Census-designated place in Platt County, Illinois, United States

White Heath is a census-designated place in Piatt County, Illinois, United States. As of the 2020 census, its population was 251.

==History==

A plaque in the community center states that the area was settled by a Mr. White and a Mr. Heath. Noble Porter Heath (1830-1893), moved his farm to the area in 1871 from Sagamon Township. Frank White, who had purchased land in Sagamon Township in 1861, sold 160 acres of what would be White Heath to James Deland for $6040 in 1872. Heath served as a witness to the sale.

Located about 15 miles west of Champaign, IL, Deland platted the town at the junction point of two pioneer railroads that were constructing through the area - the Monticello Railroad (Champaign-Monticello-Decatur) and the Havana, Mason City, Lincoln & Eastern Railroad through the named towns. Mr. Deland was an incorporator of the H, MC, L & E and owned property at the junction point. Being a railroad junction, it was expected White Heath could develop into a major town, but when this failed to materialize, Mr. Deland sold his land interests in the town. The two pioneer railroads were later consolidated and the lines eventually became part of the Illinois Central.

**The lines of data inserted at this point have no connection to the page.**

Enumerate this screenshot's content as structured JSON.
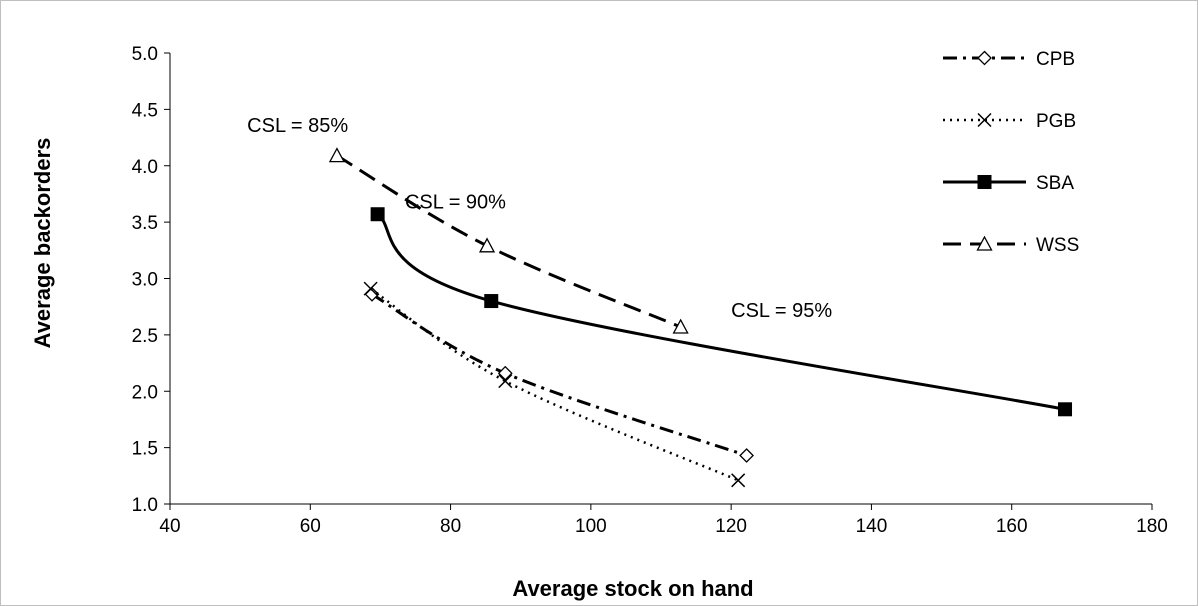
{
  "chart_data": {
    "type": "line",
    "xlabel": "Average stock on hand",
    "ylabel": "Average backorders",
    "xlim": [
      40,
      180
    ],
    "ylim": [
      1.0,
      5.0
    ],
    "xticks": [
      "40",
      "60",
      "80",
      "100",
      "120",
      "140",
      "160",
      "180"
    ],
    "yticks": [
      "1.0",
      "1.5",
      "2.0",
      "2.5",
      "3.0",
      "3.5",
      "4.0",
      "4.5",
      "5.0"
    ],
    "grid": false,
    "legend": "top-right",
    "series": [
      {
        "name": "CPB",
        "line_style": "dash-dot",
        "marker": "diamond",
        "color": "#000000",
        "x": [
          68.8,
          87.8,
          122.2
        ],
        "y": [
          2.86,
          2.16,
          1.43
        ]
      },
      {
        "name": "PGB",
        "line_style": "dotted",
        "marker": "x",
        "color": "#000000",
        "x": [
          68.6,
          87.8,
          121.0
        ],
        "y": [
          2.91,
          2.09,
          1.21
        ]
      },
      {
        "name": "SBA",
        "line_style": "solid",
        "marker": "filled-square",
        "color": "#000000",
        "x": [
          69.6,
          85.8,
          167.6
        ],
        "y": [
          3.57,
          2.8,
          1.84
        ]
      },
      {
        "name": "WSS",
        "line_style": "dashed",
        "marker": "triangle",
        "color": "#000000",
        "x": [
          63.8,
          85.2,
          112.8
        ],
        "y": [
          4.09,
          3.29,
          2.57
        ]
      }
    ],
    "annotations": [
      {
        "text": "CSL = 85%",
        "x": 51,
        "y": 4.3
      },
      {
        "text": "CSL = 90%",
        "x": 73.5,
        "y": 3.62
      },
      {
        "text": "CSL = 95%",
        "x": 120,
        "y": 2.66
      }
    ]
  }
}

The first church in White Heath was the Camp Creek Methodist Church. It had been founded in 1854 and was located about a mile south White Heath, but in 1897 the church was moved to the town.

The Monticello Railway Museum purchased 7 miles of the former Illinois Central Decatur and Havana District branch lines between Monticello and White Heath on July 29, 1987. White Heath is located at the northern end of the Museum's purchase. The trackage arrangement in White Heath forms a complete "wye" which can be used to turn trains. The depot, built in 1942 to replace an earlier structure, is still standing although it is owned by a local resident and not the Museum. It is unused at present. The Decatur District (MRyM's "Central District") has been refurbished for operation at 10 mph to White Heath and is occasionally used for the Museum's "Railroad Days" event on the third weekend of September every year. At the present time, privately owned freight cars are stored on the north 2 miles of the Museum's trackage into White Heath as a fundraiser. When the track is completely refurbished, Museum trains may enter White Heath and use the Wye.

There is one school, White Heath Elementary School. Their mascot (when a junior high school and had sports) was a Warrior. The school is now part of Monticello Community District School #25.

==Geography==
White Heath is located in Sangamon Township.

==Notable person==
The zoologist Richard D. Alexander was born in White Heath in 1929.